OKARCHE, OKLA. — CBRE has arranged the acquisition of an industrial property located at 7180 NW Expressway in Okarche. Baptist General Convention of the State of Oklahoma purchased the 16,456-square-foot building from Felix OK Holdings LLC for $1.3 million. Randy Lacey of CBRE’s Oklahoma City office represented the buyer, while Scott Wieczorek of GBR Properties represented the seller in the transaction.

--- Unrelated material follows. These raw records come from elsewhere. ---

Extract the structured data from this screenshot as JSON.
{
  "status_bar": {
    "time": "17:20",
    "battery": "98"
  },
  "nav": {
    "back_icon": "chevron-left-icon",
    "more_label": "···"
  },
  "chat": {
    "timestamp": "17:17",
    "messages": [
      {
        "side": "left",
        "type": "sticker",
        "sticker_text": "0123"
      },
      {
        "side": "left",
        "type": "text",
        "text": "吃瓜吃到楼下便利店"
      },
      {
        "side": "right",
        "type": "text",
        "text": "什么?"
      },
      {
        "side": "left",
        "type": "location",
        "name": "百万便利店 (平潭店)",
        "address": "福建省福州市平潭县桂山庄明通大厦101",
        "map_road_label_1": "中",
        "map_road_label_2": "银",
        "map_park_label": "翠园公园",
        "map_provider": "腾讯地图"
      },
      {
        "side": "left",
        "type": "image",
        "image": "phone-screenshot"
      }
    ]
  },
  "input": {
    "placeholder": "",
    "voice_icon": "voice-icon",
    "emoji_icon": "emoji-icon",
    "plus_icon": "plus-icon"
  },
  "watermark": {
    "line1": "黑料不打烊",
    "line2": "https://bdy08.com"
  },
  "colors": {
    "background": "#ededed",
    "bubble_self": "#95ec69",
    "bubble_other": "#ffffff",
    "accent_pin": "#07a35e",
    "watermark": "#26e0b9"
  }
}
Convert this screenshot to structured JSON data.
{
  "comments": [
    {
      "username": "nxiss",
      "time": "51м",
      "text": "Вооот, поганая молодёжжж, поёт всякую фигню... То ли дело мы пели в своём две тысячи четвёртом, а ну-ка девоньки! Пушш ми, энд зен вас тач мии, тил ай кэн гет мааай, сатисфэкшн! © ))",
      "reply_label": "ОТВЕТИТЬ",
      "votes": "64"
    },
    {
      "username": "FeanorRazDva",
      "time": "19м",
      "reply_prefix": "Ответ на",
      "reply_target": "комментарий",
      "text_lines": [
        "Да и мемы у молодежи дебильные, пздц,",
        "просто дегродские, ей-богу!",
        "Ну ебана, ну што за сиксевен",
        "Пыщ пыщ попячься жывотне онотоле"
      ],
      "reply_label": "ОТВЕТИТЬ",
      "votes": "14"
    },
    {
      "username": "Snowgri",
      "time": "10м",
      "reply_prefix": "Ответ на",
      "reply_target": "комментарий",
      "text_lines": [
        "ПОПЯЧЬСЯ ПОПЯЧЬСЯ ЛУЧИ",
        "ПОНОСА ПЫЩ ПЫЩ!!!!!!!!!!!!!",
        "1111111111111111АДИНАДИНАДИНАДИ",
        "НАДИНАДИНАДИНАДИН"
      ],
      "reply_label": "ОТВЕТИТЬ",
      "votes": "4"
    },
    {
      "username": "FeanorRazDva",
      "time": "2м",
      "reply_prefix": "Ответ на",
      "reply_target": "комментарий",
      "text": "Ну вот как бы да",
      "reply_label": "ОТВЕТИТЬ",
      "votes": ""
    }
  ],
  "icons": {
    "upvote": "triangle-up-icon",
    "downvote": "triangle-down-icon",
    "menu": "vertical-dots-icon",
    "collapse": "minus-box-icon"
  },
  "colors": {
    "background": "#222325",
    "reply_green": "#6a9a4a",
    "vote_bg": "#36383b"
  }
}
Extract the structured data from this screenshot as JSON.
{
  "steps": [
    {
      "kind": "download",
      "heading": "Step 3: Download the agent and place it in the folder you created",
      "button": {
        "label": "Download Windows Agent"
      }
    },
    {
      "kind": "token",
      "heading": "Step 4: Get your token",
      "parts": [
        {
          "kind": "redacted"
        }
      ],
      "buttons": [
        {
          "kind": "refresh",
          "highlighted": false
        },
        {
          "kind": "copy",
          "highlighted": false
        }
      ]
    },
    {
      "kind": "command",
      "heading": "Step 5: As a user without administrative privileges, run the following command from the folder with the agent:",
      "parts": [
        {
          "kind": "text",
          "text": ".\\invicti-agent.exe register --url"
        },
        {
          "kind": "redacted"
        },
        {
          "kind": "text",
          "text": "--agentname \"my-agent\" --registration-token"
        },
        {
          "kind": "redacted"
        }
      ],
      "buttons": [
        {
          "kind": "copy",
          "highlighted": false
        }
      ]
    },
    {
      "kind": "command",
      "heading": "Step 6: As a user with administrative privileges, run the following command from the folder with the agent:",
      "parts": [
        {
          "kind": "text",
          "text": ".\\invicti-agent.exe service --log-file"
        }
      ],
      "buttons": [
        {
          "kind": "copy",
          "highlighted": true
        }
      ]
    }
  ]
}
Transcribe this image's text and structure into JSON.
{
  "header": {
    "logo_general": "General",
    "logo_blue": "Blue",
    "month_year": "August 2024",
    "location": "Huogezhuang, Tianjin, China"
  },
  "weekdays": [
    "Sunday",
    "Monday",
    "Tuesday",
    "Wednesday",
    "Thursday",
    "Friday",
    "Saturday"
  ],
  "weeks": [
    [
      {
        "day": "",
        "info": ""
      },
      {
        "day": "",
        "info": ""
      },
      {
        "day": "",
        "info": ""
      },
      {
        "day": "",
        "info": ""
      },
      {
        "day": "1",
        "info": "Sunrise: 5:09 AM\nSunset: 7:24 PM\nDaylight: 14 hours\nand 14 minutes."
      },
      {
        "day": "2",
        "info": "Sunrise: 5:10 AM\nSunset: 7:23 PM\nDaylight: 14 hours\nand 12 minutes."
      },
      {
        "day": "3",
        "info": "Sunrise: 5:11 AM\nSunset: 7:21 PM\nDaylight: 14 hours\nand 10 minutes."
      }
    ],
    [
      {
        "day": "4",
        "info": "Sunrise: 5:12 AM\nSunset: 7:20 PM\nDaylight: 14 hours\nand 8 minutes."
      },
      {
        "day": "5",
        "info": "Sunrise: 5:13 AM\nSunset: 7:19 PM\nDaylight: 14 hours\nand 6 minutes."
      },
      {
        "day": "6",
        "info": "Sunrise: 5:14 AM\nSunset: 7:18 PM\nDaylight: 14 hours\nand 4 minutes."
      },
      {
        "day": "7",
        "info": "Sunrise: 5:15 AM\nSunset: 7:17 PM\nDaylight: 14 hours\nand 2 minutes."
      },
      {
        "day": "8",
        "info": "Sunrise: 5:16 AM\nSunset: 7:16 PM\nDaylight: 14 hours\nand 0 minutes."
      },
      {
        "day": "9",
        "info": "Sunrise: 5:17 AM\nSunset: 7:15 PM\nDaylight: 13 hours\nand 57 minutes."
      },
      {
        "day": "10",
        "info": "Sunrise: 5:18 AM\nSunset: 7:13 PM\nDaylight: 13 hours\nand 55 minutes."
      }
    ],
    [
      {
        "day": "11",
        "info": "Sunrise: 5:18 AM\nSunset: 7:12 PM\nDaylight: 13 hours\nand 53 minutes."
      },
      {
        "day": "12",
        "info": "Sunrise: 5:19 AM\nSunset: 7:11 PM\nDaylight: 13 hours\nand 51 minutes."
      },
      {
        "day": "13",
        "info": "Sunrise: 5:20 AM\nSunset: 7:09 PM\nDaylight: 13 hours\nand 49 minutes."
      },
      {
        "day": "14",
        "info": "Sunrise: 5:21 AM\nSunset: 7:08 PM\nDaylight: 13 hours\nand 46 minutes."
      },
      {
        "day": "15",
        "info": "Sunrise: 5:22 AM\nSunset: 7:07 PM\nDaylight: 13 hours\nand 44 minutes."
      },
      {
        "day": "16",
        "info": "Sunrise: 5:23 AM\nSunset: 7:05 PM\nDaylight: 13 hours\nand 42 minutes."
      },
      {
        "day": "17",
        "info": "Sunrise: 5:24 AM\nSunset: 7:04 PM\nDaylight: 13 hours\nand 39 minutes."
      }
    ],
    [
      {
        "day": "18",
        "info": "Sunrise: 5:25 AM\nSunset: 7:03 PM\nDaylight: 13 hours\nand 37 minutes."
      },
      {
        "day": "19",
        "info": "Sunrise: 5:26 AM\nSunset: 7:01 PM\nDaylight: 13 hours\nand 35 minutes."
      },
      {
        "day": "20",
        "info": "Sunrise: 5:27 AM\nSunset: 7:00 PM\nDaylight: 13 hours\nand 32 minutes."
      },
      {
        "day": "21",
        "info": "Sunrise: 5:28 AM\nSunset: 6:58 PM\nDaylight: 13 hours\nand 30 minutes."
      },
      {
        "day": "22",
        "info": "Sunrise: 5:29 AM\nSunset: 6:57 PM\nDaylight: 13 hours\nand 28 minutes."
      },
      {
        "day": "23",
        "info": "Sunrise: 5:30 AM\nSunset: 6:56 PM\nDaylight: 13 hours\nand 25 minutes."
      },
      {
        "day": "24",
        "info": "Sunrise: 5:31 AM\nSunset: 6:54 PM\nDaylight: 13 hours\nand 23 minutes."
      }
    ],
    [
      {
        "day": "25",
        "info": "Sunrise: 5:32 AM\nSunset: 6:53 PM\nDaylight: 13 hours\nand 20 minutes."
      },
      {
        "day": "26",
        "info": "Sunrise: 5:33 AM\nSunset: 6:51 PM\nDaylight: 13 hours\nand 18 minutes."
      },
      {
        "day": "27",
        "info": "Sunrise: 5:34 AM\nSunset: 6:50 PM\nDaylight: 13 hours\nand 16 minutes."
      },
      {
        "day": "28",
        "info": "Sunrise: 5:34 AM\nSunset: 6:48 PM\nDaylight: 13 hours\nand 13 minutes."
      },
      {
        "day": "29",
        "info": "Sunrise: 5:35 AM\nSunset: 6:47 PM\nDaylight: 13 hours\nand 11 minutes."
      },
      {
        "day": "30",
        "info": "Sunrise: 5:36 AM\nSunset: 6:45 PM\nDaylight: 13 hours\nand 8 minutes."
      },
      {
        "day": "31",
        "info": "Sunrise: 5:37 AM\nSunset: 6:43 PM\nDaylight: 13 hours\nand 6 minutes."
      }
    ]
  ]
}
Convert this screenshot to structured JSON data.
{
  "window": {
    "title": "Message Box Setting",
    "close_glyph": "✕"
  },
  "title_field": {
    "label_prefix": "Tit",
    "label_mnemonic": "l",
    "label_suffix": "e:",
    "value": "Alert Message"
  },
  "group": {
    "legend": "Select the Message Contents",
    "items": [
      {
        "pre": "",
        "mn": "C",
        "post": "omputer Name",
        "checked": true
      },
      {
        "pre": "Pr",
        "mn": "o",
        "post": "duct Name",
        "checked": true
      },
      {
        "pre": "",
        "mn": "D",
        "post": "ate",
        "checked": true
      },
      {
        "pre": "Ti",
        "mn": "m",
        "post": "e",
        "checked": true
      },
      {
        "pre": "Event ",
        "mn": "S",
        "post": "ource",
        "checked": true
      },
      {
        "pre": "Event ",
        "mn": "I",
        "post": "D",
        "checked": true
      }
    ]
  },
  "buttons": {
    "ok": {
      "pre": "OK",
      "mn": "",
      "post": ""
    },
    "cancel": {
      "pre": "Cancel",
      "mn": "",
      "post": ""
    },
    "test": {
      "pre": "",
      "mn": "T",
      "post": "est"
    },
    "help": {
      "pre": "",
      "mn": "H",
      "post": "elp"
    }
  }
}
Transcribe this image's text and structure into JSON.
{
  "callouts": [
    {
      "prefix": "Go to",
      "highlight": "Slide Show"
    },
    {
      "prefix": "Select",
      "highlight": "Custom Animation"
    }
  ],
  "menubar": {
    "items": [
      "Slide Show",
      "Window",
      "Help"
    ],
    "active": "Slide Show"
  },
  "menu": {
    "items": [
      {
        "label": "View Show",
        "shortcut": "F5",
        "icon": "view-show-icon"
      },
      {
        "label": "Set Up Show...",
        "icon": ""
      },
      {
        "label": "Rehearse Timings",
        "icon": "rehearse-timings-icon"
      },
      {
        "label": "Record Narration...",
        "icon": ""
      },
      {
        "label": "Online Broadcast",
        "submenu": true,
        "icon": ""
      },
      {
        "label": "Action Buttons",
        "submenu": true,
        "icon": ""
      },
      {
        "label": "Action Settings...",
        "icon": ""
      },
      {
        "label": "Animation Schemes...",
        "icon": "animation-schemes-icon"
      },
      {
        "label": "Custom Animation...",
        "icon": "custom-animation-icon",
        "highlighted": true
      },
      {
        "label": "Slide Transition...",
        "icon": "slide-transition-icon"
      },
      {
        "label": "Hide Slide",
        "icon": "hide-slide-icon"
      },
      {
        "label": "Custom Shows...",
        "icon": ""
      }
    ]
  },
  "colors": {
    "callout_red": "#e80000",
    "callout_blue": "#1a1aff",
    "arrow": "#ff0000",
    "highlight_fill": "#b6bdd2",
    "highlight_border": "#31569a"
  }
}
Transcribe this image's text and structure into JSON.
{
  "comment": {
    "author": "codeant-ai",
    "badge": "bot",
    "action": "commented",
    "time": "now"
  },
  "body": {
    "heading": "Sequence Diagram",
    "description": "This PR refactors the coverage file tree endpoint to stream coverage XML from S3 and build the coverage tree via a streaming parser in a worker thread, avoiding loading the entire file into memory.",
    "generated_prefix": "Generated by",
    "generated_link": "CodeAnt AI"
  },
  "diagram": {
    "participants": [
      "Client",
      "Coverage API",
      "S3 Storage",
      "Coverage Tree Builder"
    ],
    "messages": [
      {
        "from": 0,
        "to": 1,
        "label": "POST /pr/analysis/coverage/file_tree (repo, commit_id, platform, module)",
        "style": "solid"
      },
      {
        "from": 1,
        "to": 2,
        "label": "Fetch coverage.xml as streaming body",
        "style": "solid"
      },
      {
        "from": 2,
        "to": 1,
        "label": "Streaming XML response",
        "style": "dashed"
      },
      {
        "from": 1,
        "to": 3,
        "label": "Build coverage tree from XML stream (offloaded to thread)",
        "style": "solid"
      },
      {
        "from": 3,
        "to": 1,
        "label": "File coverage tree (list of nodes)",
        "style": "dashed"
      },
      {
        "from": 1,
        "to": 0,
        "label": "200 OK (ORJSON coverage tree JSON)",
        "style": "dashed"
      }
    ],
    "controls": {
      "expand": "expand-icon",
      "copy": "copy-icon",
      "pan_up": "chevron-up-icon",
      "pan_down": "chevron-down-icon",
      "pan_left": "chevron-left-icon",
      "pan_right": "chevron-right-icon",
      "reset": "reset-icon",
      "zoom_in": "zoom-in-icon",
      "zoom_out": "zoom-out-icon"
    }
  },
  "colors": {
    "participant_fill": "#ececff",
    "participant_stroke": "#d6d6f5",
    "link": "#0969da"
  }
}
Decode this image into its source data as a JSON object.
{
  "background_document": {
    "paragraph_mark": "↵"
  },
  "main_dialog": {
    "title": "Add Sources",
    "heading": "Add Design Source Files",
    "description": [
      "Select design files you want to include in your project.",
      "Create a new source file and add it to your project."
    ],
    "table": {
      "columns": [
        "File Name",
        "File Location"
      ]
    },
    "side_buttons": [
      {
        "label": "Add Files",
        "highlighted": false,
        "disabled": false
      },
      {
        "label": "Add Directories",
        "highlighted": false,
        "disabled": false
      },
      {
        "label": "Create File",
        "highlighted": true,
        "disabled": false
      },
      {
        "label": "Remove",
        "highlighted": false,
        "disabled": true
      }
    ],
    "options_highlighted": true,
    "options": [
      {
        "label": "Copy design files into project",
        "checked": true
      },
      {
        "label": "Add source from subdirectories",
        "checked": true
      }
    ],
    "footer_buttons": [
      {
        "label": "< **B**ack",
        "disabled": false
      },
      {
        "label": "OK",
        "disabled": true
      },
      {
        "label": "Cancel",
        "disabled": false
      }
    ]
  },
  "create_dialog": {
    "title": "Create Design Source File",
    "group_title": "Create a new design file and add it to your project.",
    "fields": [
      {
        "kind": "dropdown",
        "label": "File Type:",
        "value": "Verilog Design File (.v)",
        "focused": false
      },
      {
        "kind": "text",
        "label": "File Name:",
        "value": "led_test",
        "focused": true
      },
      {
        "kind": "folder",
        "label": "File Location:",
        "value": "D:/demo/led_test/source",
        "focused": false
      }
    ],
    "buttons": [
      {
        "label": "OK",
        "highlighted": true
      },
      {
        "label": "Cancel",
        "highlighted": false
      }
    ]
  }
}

DALLAS, CEDAR HILL, FORT WORTH AND WAXAHACHIE — NAI Robert Lynn has arranged the sales of four properties totaling 120,722 square feet in Texas. In the first transaction, Taxco Produce acquired an 111,263-square-foot building located at 4202 Dan Morton Drive in Dallas. Matt Elliot of NAI Robert Lynn represented the tenant in the deal. In the second transaction, Tom Heraty of NAI Robert Lynn represented U Need Nails & Tan LLC in the acquisition of a 3,559-square-foot building located at 101 E. Belt Line Road in Cedar Hill. In the third deal, Colt Power of NAI Robert Lynn represented CAP Software in the purchase of a 3,200-square-foot building located at 7250 W. Vickery Blvd. in Fort Worth. Eric Walsh of HGC Commercial represented the undisclosed seller in the transaction. In the final transaction, Tom Heraty of NAI Robert Lynn represented the Rocksteady LLC in the acquisition of a 2,700-square-foot building located at 503 N. Highway 77 in Waxahachie. Sandia Properties represented the undisclosed seller in the deal.